Data from the Community Shares Unit shows that in 2015, the last year for which there are complete records, £38m was raised through community share issues - up from £23m the previous year. Since 2009, the earliest year when there were a significant number of deals, £118m has been reported as being raised through community shares.
A community share involves members of the community investing small amounts to develop a community project such as a shop, pub of community energy scheme. It is usually done through an industrial and provident society or community benefit society, and many schemes are charities, although they are exempt from registration with the Charity Commission.
The community shares market has shown steady growth since 2009, and has so far raised almost £120m for the sector.
Power to Change data also shows that community businesses – community-run organisations based around local assets and delivering social good – grew by 5 per cent last year and 9 per cent the year before.

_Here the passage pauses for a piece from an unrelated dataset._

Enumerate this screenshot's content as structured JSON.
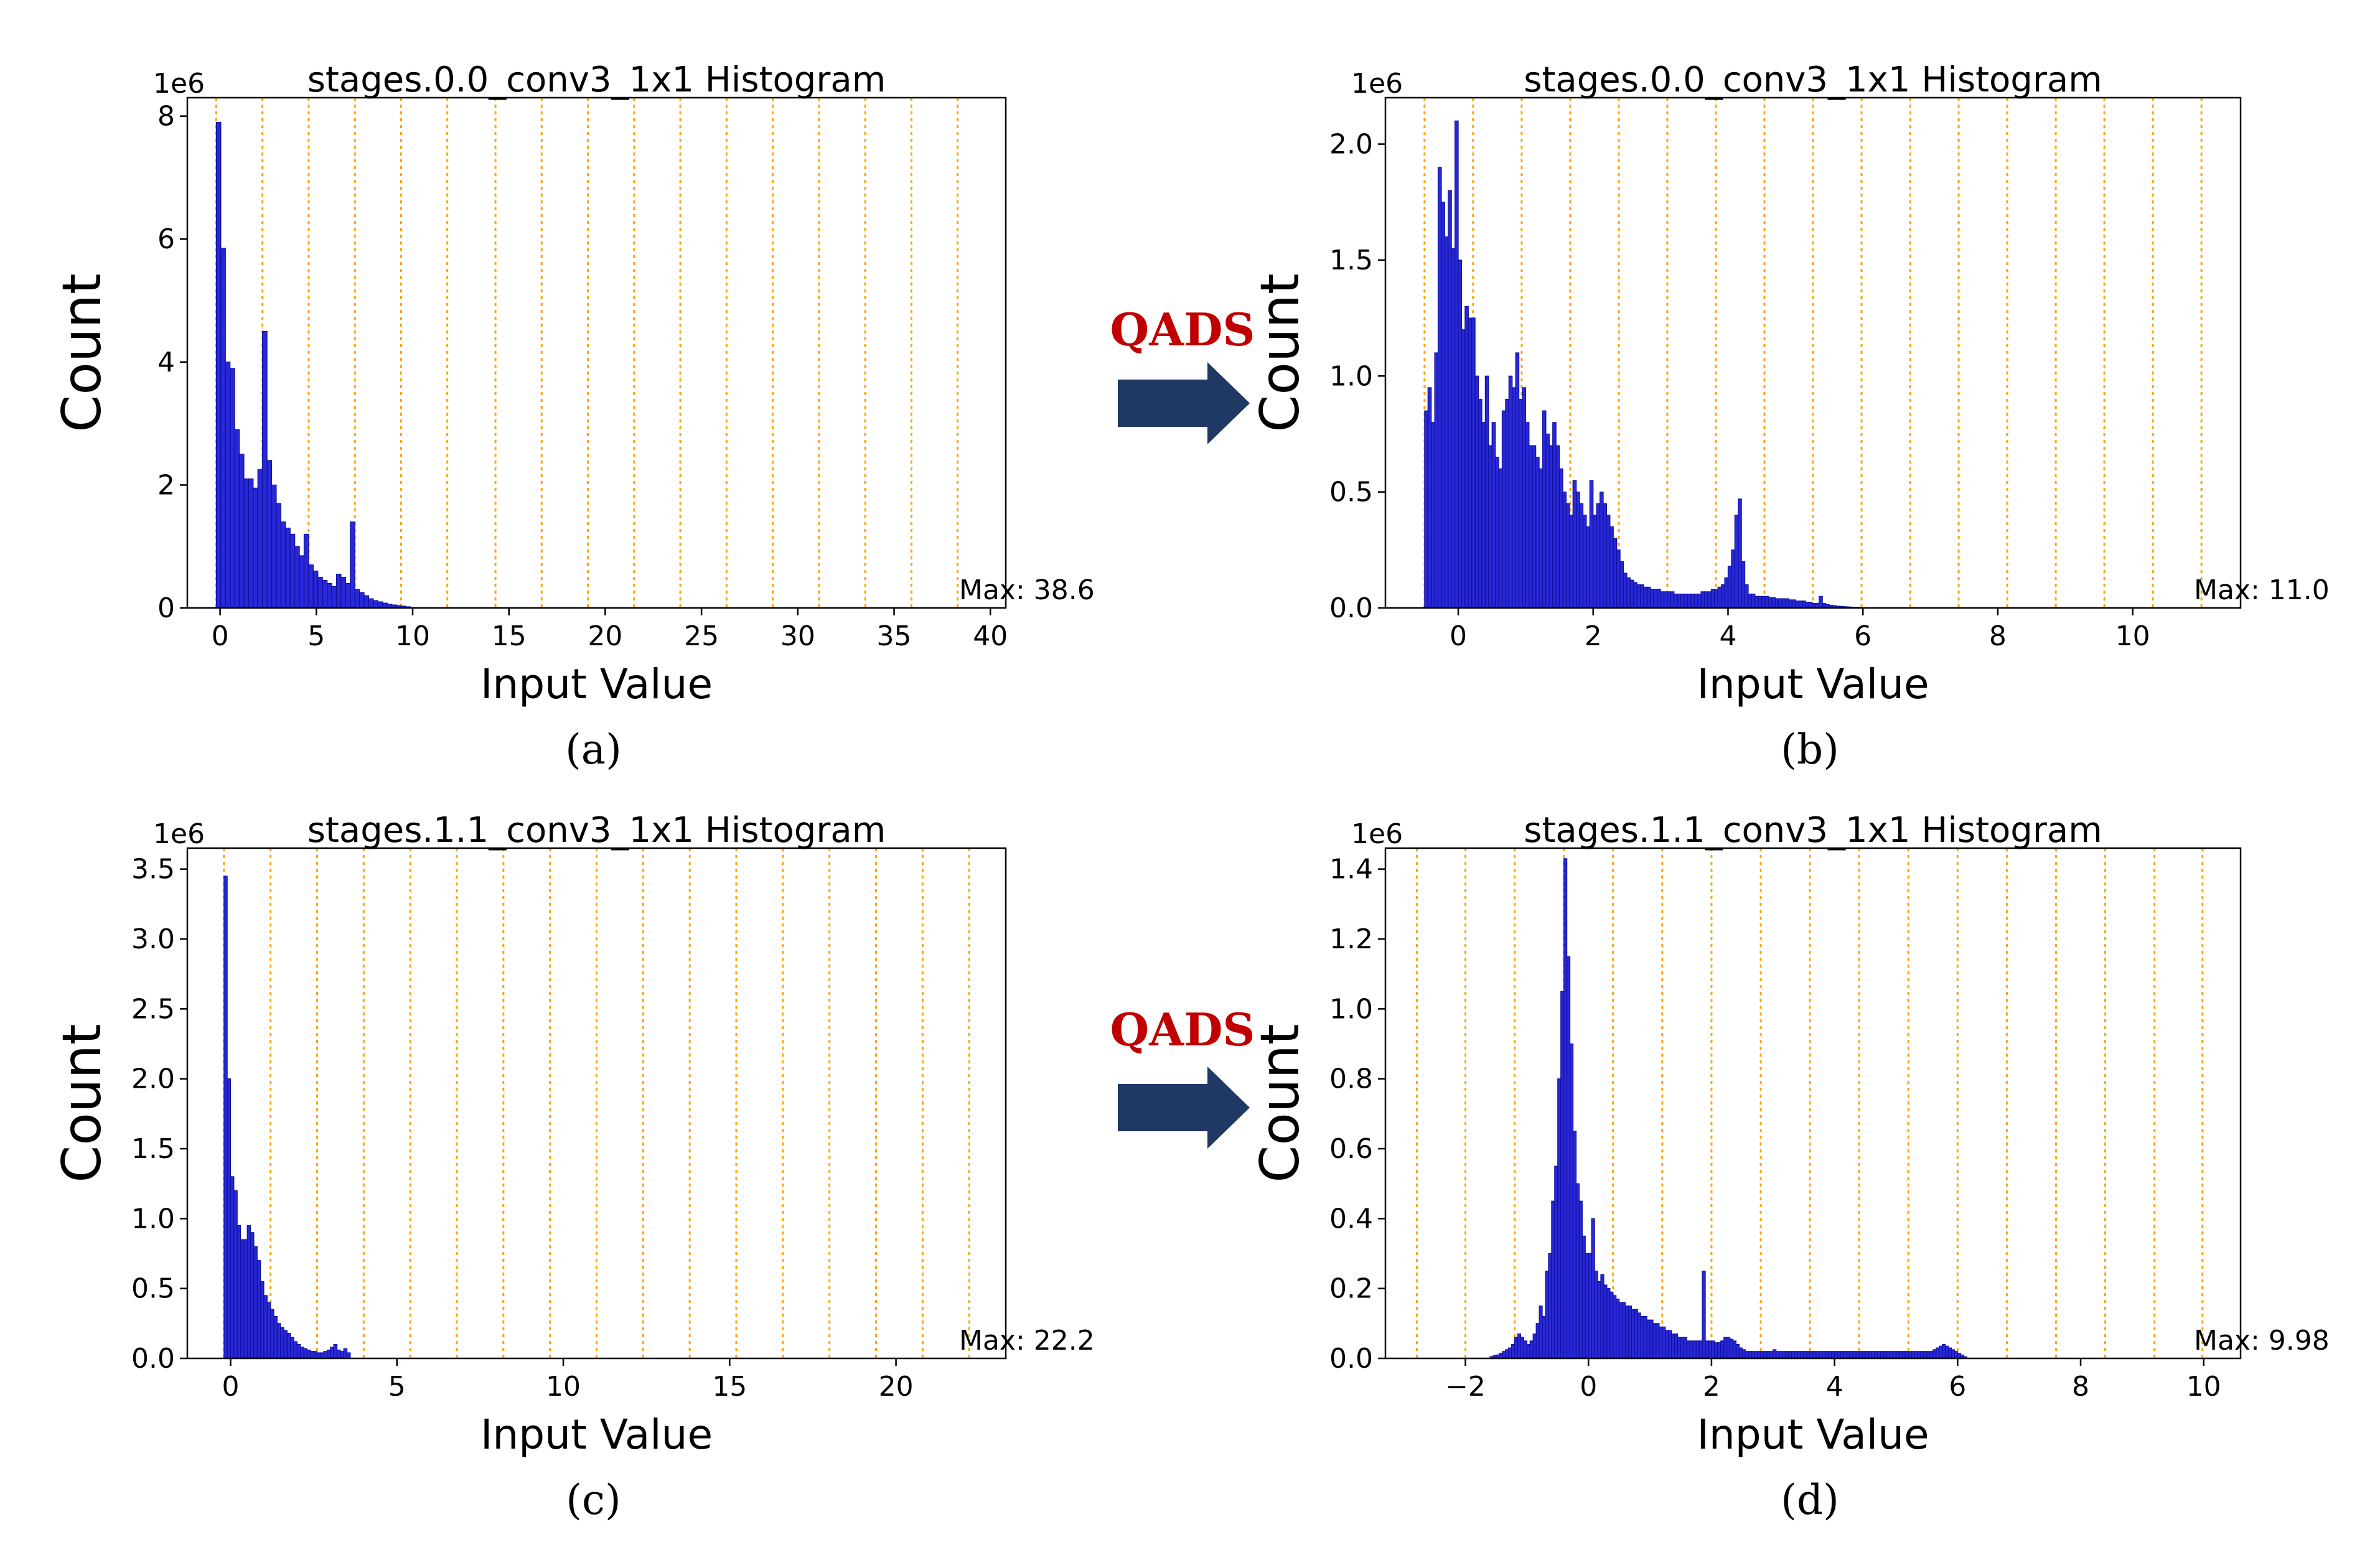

Power to Change estimates that in total, community businesses generate more than £1bn of income each year from £2.1bn of assets, employ over 36,000 staff and engage nearly 200,000 volunteers.
In Charity Finance
One of the key reasons for the growth of community shares and community business is that they allow local communities to protect valuable assets which have come under threat.
Power to Change projects that £1.4m will be raised through ten community shares schemes it has backed. It has a total of £150m to spend on growing the sector.